W świecie dziwadeł istnieje wobec tych niebezpiecznych przeciwwaga w postaci pozytywnie pokręconych i takich jest wcale nie mniej: rzućcie okiem na Morgana Freemana, opowiadającego napotkanym graczom o zbawieniu, policjanta z partnerem, który został zamieniony w siekierę, człowieka-szafę grającą czy pana, który stara się przybić piątkę z innymi ocalałymi, co zazwyczaj nie kończy się dla niego dobrze. W jasny sposób wyjaśnia to, że nie każdy w obliczu możliwości, jaką dają broń czy przewaga liczebna, postanawia krwią wrogów oznaczać swoje terytorium. Warto się jednak zastanowić, czy aby na pewno wszystko w tym całym nieodwracalnym procesie jest normalne. Czy Wy sami nie czujecie wyrzutów sumienia, kiedy wiecie, że kasujecie dorobek kilku lub kilkunastu godzin, które żywa osoba spędziła przed komputerem? Szczególnie, że najczęściej stosowaną drogą komunikacji w DayZ jest czat głosowy, przed śmiercią jednostki zdążymy więc poznać jej głos, co nadaje nieznajomemu cechy człowieka, jakąś twarz, osobowość. Pewnie, większość graczy będąc po drugiej stronie muszki nie przeżywałaby takich filozoficznych rozterek, nie myślałaby czy nacisnąć spust czy nie, ale może akurat ten podróżnik zawsze był pokojowo nastawiony i dopiero nasza decyzja o ograbieniu przemieni go w czernoruskiego potwora? Nie jesteście przerażeni tym, do czego czasem jesteście zdolni się posunąć, by poczuć trochę bezpieczeństwa czy siły, opartych na strachu przed nami kogoś zupełnie obcego i bezbronnego? Możecie uznać, że poświęcam błahemu zjawisku nadmierną ilość czasu, ale wystarczy przysiąść trochę nad społecznością zgromadzoną wokół DayZ i oszałamiającym ogromem reakcji na spotkanie z innymi, które się w nich wykształciły, aby zacząć dochodzić do podobnych wniosków.
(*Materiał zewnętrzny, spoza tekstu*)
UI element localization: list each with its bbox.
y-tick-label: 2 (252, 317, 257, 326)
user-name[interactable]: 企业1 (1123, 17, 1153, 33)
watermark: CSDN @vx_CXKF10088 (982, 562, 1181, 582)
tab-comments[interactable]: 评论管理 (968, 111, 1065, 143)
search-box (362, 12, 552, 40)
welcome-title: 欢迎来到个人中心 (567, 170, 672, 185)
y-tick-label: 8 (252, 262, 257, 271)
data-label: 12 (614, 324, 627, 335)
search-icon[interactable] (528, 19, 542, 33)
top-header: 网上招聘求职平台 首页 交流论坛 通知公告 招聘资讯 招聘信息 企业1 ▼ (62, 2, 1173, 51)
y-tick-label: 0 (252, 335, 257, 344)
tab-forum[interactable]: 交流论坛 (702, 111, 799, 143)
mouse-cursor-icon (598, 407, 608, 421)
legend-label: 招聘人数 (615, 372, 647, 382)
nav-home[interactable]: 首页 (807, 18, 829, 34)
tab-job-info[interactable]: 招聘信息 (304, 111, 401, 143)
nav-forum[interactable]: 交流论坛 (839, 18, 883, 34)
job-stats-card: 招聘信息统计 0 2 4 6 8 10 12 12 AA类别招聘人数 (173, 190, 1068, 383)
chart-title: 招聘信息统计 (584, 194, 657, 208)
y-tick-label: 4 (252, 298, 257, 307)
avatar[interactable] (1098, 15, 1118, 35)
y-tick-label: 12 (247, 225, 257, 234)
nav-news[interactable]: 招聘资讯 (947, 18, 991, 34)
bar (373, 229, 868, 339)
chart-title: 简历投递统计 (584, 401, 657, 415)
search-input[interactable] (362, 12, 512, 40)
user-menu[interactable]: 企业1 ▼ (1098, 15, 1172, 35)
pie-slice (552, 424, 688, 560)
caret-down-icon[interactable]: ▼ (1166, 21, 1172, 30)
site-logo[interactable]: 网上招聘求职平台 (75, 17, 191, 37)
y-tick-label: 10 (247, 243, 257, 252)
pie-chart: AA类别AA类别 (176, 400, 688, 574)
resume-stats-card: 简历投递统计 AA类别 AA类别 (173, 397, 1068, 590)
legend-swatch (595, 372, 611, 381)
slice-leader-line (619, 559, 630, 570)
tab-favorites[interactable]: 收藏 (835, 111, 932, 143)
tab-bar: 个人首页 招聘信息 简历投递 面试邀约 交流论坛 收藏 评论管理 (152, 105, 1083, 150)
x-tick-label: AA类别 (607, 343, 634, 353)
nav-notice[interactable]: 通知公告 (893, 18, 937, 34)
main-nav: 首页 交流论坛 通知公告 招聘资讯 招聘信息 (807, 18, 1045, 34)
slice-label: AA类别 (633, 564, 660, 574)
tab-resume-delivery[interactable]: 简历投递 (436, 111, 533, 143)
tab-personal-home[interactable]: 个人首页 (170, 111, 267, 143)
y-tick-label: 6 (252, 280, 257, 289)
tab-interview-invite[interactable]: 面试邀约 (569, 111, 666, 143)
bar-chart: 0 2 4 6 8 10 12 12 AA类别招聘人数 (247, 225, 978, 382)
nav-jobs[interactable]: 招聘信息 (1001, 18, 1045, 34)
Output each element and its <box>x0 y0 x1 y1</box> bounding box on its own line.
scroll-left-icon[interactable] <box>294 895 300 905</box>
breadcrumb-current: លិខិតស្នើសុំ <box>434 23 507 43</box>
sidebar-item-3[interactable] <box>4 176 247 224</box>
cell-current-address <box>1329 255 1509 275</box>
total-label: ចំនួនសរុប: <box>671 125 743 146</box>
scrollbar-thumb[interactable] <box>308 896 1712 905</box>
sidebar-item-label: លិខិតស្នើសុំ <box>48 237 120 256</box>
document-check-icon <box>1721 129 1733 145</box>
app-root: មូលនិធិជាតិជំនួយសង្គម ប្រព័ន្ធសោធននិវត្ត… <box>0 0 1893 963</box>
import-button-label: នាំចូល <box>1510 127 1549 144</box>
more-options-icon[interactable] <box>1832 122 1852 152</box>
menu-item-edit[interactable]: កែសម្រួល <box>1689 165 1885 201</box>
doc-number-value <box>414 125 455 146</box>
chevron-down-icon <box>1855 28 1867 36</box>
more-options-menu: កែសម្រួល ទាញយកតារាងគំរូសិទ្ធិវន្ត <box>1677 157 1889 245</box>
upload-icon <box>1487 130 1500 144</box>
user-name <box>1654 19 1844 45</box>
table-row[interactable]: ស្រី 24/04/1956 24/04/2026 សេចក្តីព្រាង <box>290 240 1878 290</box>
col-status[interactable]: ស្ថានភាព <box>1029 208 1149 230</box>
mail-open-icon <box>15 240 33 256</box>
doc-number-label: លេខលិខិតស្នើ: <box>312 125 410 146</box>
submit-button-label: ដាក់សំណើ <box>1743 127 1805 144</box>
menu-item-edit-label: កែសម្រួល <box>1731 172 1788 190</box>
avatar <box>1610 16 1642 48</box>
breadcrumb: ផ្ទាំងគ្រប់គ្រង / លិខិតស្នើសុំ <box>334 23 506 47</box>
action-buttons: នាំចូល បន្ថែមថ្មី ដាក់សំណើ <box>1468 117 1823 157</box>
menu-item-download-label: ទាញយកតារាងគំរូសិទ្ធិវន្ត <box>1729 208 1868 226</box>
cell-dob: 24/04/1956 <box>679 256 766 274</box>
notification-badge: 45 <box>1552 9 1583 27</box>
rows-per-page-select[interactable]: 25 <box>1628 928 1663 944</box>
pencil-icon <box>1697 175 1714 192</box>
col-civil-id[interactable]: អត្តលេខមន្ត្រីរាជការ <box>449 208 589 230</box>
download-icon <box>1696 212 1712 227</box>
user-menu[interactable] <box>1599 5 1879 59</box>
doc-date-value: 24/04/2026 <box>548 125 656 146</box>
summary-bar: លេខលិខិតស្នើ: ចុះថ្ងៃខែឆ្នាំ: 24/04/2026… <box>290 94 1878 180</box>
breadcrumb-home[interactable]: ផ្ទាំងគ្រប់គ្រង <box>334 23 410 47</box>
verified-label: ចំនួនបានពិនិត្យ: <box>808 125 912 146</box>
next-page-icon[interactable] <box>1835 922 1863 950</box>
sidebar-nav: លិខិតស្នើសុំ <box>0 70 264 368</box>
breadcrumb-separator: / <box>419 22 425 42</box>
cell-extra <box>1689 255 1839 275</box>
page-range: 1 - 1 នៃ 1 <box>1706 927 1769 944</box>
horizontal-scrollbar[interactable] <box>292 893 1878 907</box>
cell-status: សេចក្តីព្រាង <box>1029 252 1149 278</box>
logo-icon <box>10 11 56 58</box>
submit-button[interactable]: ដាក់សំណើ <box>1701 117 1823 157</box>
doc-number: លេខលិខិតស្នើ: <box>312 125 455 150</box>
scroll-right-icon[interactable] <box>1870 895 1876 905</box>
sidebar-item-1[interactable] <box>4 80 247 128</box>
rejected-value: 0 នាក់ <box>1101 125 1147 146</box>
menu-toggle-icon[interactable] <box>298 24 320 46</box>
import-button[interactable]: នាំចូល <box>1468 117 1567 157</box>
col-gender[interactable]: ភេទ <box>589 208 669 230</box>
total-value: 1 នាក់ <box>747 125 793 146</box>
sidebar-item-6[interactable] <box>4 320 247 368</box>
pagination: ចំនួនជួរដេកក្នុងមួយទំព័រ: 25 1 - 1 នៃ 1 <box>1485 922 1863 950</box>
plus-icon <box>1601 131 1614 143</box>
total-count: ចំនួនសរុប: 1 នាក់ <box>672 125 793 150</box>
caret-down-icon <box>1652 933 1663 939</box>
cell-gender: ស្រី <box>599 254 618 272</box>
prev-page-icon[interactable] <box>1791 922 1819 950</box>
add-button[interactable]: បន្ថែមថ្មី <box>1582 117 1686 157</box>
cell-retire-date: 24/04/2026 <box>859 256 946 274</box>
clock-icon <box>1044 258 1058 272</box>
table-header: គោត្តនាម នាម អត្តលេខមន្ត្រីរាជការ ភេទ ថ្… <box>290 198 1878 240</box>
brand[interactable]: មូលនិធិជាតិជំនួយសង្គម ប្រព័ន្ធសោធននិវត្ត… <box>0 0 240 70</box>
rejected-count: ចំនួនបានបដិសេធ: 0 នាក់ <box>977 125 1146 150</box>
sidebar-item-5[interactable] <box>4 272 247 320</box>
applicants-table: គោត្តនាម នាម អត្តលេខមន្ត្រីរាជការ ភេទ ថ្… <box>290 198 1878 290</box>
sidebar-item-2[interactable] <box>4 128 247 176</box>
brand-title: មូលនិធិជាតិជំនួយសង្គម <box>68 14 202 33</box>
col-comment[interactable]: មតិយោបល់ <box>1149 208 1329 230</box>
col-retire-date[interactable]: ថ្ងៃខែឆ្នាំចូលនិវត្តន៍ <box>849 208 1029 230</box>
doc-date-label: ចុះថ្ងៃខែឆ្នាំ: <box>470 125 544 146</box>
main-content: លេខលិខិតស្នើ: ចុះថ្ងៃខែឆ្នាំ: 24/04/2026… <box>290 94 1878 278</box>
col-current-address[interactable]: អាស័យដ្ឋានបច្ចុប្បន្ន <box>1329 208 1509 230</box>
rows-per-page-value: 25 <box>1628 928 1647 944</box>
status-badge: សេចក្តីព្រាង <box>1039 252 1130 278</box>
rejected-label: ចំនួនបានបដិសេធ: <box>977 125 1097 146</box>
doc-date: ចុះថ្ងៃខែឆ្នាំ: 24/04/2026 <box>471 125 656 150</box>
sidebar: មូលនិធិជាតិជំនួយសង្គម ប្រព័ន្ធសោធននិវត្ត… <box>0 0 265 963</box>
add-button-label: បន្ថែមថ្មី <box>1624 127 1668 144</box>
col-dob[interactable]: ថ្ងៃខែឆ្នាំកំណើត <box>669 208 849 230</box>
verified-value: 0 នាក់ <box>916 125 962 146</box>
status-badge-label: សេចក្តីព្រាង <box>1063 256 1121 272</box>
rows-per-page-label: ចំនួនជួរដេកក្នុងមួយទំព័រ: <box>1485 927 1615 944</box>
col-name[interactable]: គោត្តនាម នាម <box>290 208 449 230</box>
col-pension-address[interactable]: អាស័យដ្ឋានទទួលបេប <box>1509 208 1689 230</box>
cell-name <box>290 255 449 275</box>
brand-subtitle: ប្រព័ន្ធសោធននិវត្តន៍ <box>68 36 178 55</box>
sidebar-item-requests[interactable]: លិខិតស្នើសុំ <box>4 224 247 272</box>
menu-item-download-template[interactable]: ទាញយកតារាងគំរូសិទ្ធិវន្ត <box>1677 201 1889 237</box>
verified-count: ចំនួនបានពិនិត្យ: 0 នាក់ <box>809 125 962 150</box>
No więc, zdarzyło Wam się kogoś potorturować?
PS. Używając takiego słowa jak "psychopata" nie mam, oczywiście, na myśli psychopatów z prawdziwego zdarzenia, wychodzących na ulicę i zabijających niewinnych ludzi, lecz jedynie tych, którzy ujawniają się w nas, kiedy zasiadamy przed komputerem.